Reklama
  • Wiadomości

Izrael grozi unicestwieniem syryjskiej obrony przeciwlotniczej

Minister obrony Izraela Awigdor Lieberman zagroził zniszczeniem syryjskiej obrony przeciwlotniczej jeśli będzie ona próbowała przeszkodzić w akcjach izraelskiego lotnictwa przeciwko Hezbollahowi. Deklaracja jest efektem próby zestrzelenia z użyciem rakiety ziemia-powietrze S-200 myśliwców, które w zeszłym tygodniu wykonywały nalot w okolicach Palmiry. Lieberman podkreślił, że jego kraj nie jest zainteresowany interweniowaniem w konflikt syryjski lub „zderzeniem z Rosjanami” ale bezpieczeństwo Izraela jest „ponad wszystko”

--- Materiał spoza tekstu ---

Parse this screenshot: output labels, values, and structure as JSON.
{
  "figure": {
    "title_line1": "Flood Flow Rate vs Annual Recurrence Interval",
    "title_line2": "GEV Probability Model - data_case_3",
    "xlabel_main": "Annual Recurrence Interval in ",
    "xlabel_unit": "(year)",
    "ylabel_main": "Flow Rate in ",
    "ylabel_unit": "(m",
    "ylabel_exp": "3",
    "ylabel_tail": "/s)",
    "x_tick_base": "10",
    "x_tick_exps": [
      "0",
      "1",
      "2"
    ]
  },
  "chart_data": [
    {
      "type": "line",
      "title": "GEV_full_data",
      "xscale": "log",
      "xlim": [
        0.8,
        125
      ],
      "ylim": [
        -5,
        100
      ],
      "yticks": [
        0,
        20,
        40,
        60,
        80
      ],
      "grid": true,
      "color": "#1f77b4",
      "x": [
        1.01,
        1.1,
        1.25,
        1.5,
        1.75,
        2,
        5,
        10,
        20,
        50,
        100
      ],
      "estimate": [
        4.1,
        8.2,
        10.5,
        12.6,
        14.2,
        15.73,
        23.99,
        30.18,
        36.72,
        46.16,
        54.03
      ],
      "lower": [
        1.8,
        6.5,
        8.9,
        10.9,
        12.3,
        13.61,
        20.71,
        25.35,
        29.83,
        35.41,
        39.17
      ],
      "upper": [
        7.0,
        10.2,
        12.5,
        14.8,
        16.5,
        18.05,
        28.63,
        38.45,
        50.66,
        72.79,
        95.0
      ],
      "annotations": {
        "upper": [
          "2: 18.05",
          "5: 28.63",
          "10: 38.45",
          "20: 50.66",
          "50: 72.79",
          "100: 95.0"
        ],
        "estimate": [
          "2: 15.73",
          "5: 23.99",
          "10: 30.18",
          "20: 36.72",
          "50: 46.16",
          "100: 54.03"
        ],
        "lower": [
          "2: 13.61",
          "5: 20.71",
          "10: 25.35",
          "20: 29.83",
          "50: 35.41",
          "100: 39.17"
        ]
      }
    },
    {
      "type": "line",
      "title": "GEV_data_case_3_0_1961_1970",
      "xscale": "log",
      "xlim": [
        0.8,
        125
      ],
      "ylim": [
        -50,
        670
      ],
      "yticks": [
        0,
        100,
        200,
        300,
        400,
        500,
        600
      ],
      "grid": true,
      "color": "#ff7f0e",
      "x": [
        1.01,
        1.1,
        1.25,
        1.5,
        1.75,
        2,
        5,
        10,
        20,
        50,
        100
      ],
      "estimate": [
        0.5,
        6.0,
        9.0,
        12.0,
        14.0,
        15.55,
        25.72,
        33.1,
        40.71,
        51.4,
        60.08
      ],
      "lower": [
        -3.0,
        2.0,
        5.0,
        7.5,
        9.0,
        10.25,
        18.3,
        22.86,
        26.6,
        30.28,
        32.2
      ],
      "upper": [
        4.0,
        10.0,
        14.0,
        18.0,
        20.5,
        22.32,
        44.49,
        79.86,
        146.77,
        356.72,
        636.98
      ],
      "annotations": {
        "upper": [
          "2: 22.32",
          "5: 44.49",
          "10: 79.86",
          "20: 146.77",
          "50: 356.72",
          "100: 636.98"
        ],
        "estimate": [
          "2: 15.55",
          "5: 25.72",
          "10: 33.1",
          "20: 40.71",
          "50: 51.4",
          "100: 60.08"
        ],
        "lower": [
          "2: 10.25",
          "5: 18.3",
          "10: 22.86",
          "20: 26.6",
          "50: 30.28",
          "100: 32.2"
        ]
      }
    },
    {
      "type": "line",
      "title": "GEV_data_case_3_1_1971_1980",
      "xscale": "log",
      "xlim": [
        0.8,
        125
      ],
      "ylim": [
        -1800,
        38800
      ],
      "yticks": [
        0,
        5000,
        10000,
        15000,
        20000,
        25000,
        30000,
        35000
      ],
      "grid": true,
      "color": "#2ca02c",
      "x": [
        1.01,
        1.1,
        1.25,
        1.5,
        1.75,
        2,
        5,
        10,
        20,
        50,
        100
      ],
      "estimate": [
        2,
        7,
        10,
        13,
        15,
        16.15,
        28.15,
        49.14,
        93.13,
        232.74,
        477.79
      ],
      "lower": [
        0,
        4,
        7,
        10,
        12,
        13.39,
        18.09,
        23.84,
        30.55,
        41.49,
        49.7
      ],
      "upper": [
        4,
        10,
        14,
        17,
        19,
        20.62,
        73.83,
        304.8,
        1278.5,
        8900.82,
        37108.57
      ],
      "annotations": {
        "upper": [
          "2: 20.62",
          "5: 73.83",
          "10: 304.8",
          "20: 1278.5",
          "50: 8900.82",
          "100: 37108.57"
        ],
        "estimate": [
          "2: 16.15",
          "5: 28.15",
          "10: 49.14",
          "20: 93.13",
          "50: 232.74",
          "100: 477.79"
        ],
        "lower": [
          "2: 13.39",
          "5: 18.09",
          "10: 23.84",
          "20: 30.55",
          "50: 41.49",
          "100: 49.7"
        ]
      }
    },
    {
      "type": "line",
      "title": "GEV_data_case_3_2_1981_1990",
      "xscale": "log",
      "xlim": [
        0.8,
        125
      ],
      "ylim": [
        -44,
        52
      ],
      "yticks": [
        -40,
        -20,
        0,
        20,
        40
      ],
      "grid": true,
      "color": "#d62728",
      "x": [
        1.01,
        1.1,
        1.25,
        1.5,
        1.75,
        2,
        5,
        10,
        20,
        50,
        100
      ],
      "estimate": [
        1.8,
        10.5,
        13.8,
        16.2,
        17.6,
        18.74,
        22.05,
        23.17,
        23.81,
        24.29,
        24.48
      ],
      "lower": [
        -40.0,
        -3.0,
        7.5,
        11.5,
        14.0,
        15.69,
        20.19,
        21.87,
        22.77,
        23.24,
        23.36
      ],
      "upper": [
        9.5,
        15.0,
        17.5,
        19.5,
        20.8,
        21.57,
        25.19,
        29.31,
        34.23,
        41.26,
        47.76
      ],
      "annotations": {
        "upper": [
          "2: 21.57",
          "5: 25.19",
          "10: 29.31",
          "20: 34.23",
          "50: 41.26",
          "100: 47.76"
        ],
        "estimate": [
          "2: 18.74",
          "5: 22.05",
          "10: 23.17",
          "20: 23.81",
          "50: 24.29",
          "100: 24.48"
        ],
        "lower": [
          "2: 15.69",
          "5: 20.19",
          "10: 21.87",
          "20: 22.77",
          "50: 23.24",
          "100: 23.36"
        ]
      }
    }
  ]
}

Izraelskie myśliwce F-16I. Fot. Master Sergeant Kevin J. Gruenwald/US DoD
Izraelskie myśliwce F-16I. Fot. Master Sergeant Kevin J. Gruenwald/US DoD

"Następnym razem, jeśli wasz system obrony przeciwlotniczej zadziała przeciwko naszym samolotom, zniszczymy go" - oświadczył Lieberman, wypowiadając się dla rozgłośni Radio Israel. "Nie zawahamy się. Bezpieczeństwo Izraela jest ponad wszystko, nie będzie żadnych kompromisów" - dodał szef resortu obrony.

Izraelskie media nazwały syryjski atak z rakietą ziemia-powietrze przeciwko samolotom przeprowadzającym operację bojową nad terytorium Syrii "aktem bez precedensu". Rakieta została zestrzelona za pomocą izraelskiego systemu przeciwrakietowego Arrow-2 lub -3, a jej fragmenty spadły na terytorium Jordanii.

Czytaj też: Izraelska „strzała” zestrzeliła syryjski pocisk przeciwlotniczy

"Naszym głównym problemem są przerzuty zaawansowanej technicznie broni z Syrii do Libanu. Ilekroć wykrywamy próbę kontrabandy broni, podejmujemy działania, aby ją udaremnić" - uzasadniał minister obrony Izraela wypady samolotów jego kraju do syryjskiej przestrzeni powietrznej przeciwko libańskiej milicji Hezbollah.

Lieberman jednocześnie zapewnił, że Izrael nie jest zainteresowany interweniowaniem w konflikt syryjski lub "zderzeniem z Rosjanami" (którzy walnie wspierają siły wojskowe prezydenta Baszara el-Asada), ale bezpieczeństwo Izraela jest "ponad wszystko".

Rosyjski MSZ wezwał dwa dni temu ambasadora Izraela w Moskwie Garego Korena, aby wręczyć mu protest przeciwko naruszeniu syryjskiej suwerenności - podał izraelski dziennik "Maariw".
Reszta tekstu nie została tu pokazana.